Car is losing power steering fluid very slowly. Months go by before it needs to be topped of again. No apparent leak, no noise, no foam in fluid.

3 Answers 3


There's a leak there somewhere - there are only two places where power steering fluid can go: where it's supposed to go, and where it's not. "Not" means outside of everything, onto the ground & into the air. There aren't any places where it can leak into any other fluid reservoir in the vehicle.


On a very small fluid loss the first thing is too tighten any hose clips or unions. These can allow the fluid to 'sweat' out of the system. Any clips that show any sign of oil around them require critical attention as the hose at the joining may be starting to perish internally.

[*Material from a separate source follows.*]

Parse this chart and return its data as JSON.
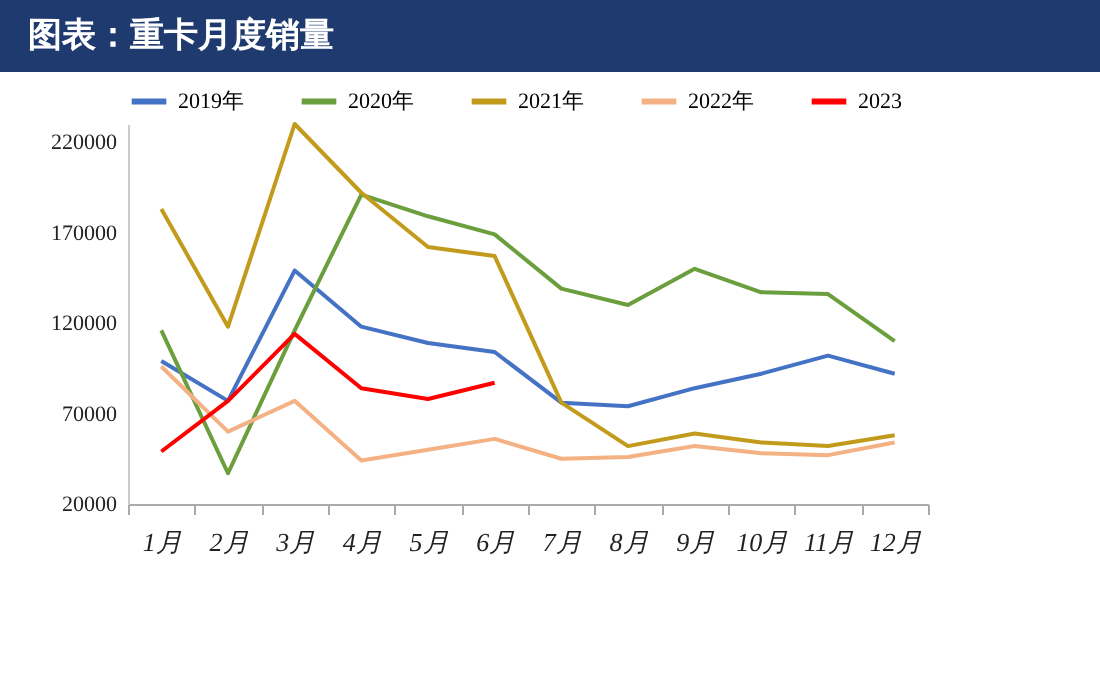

  • Thanks. My main concern is the possibility that the steering rack has a leak which I believe usually means replacing the entire rack. Would no air bubbles getting into the fluid rule out a leak in the rack?
    – dlb
    Commented Aug 22, 2014 at 14:17

Check inside the boots on your steering rack. With your vehicle properly supported on jack stands, remove the wheels and take a pair of pliers and squeeze the clamps on the outer collar of the inner tie rod boots on the rack and slide a small pocket screwdriver or something similar CAREFULLY between the tie rod and the boot collar to see if there is any fluid residue inside the boot. There should be none at all. If there is any amount of fluid the outer seals are leaking and should be replaced. It should be dry or very close to it inside the boots. The seals can be replaced without changing the rack (I have done it myself) but you will be hard pressed to find a mechanic that will do that because it's faster to just change the rack.

  • 1
    Actually, the reason why mechanics won't repair the rack is due to the safety risks. If somebody does an improper repair and the car suddenly violently turns to the direction of the oncoming traffic, a serious accident could happen and whoever did the improper repair could be liable to pay millions. Thus, the usual solution is to replace the rack with a junkyard part (assuming the car is old and no new parts are being made), which will usually fail within a year or so because such junkyard parts have old rubber seals too.